O termo Ansiedade algorítmica Foi cunhado em 2018 por investigadores do Georgia Institute of Technology para descrever a confusão que observaram entre as pessoas que anunciaram propriedades no Airbnb: O que o algoritmo da plataforma priorizou, ao apresentar os seus anúncios a potenciais hóspedes, e o que melhoraria os seus próprios anúncios? Chances de ser promovido nesses feeds? Eles presumiram que fatores como a qualidade e o número de avaliações dos hóspedes seriam sinais importantes no cálculo, mas e quanto a detalhes como preços, comodidades da casa e assim por diante? E quanto aos sinais que eles enviam como hosts? Os participantes, o então estudante de doutorado Shagun Javier, e colegas relataram descrever a “incerteza sobre como os algoritmos do Airbnb funcionam e uma aparente falta de controle”. Para eles, as equações eram incógnitas e conhecidas, fórmulas complexas que afetavam diretamente seus lucros, mas eram misteriosas na forma como funcionavam. O resultado, para os anfitriões, tem sido o stress induzido pela Internet.
A ansiedade algorítmica é provavelmente familiar para qualquer pessoa que tenha usado TikTok, Facebook ou X (antigo Twitter), como consumidor ou criador de conteúdo. Também serve como metáfora para as implicações mais amplas das vidas vividas em ambientes digitais. Os algoritmos não são apenas misteriosos para seus usuários; Também é muito pessoal. “Quando os feeds são algorítmicos, em vez de cronológicos, eles aparecem de forma diferente para pessoas diferentes”, ressalta Chaika. Como resultado, ele escreve: “É impossível saber o que outra pessoa está vendo em um determinado momento e, portanto, é difícil sentir um senso de comunidade com outras pessoas on-line, o senso de comunidade que você pode ter ao assistir a um filme no cinema. ou sentar para assistir a um programa de televisão pré-selecionado.”

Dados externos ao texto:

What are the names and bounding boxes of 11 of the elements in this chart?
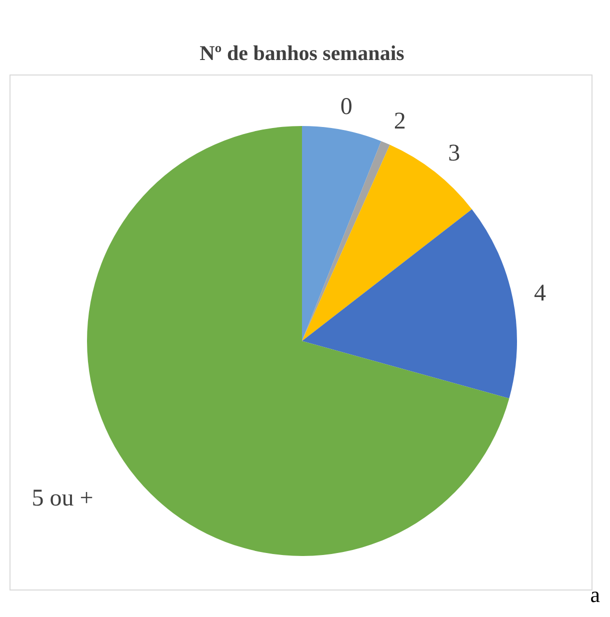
slice-label: 5 ou +	[32, 485, 94, 512]
pie-slice	[302, 144, 472, 341]
slice-label: 4	[534, 280, 546, 307]
text: a	[590, 582, 600, 607]
chart-title: Nº de banhos semanais	[200, 41, 404, 65]
slice-label: 3	[448, 140, 460, 167]
slice-label: 0	[340, 94, 352, 120]
slice-label: 2	[394, 108, 406, 135]
pie-slice	[302, 209, 517, 398]
pie-slice	[302, 126, 382, 341]
pie-slice	[302, 141, 390, 341]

Esta privação da experiência comunitária pode ser um dos resultados mais insidiosos da vida sob algoritmos. Ele é um dos Filtrar mundoAs notas mais ressonantes. Este é um livro sobre tecnologia e cultura. Mas é também, no fundo, com os seus contributos, resultados e referências, um livro sobre política. Os algoritmos transformam as pessoas em pedaços de dados. E eles fazem o processo de achatamento com tanta eficiência que também podem nos isolar. Eles podem nos tornar estranhos um para o outro. Eles podem provocar divisão e mal-entendidos. Com o tempo, isso pode fazer com que as pessoas presumam que têm menos coisas em comum entre si do que realmente têm. Eles podem fazer com que os próprios pontos em comum pareçam impossíveis.

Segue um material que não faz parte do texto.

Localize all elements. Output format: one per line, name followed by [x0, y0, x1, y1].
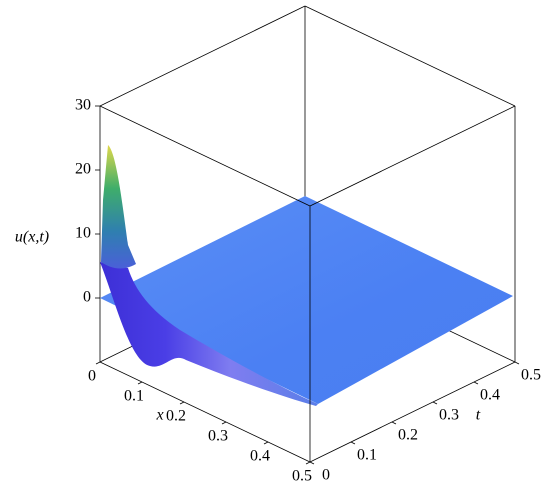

É assim que as maravilhas da web – toda aquela sabedoria, toda aquela estranheza, toda aquela criatividade febril – podem dar lugar ao cinismo. Um recurso como a página For You do TikTok é, de certa forma, uma maravilha, um feed de conteúdo que as pessoas costumam dizer que as conhecem melhor do que a si mesmas. Mas por outro lado, a página é mais uma das incógnitas conhecidas da Internet: percebemos que o que vemos é profundamente pessoal. Também percebemos que nunca saberemos exatamente o que os outros veem eles Resumos extremamente pessoais. A consciência nos deixa em um estado de incerteza e instabilidade constantes. “No Filterworld, torna-se cada vez mais difícil confiar em si mesmo ou saber quem você é nas percepções das recomendações algorítmicas”, escreveu Chaika. Mas também se torna difícil confiar em alguma coisa. Para o bem ou para o mal, o algoritmo funciona perfeitamente.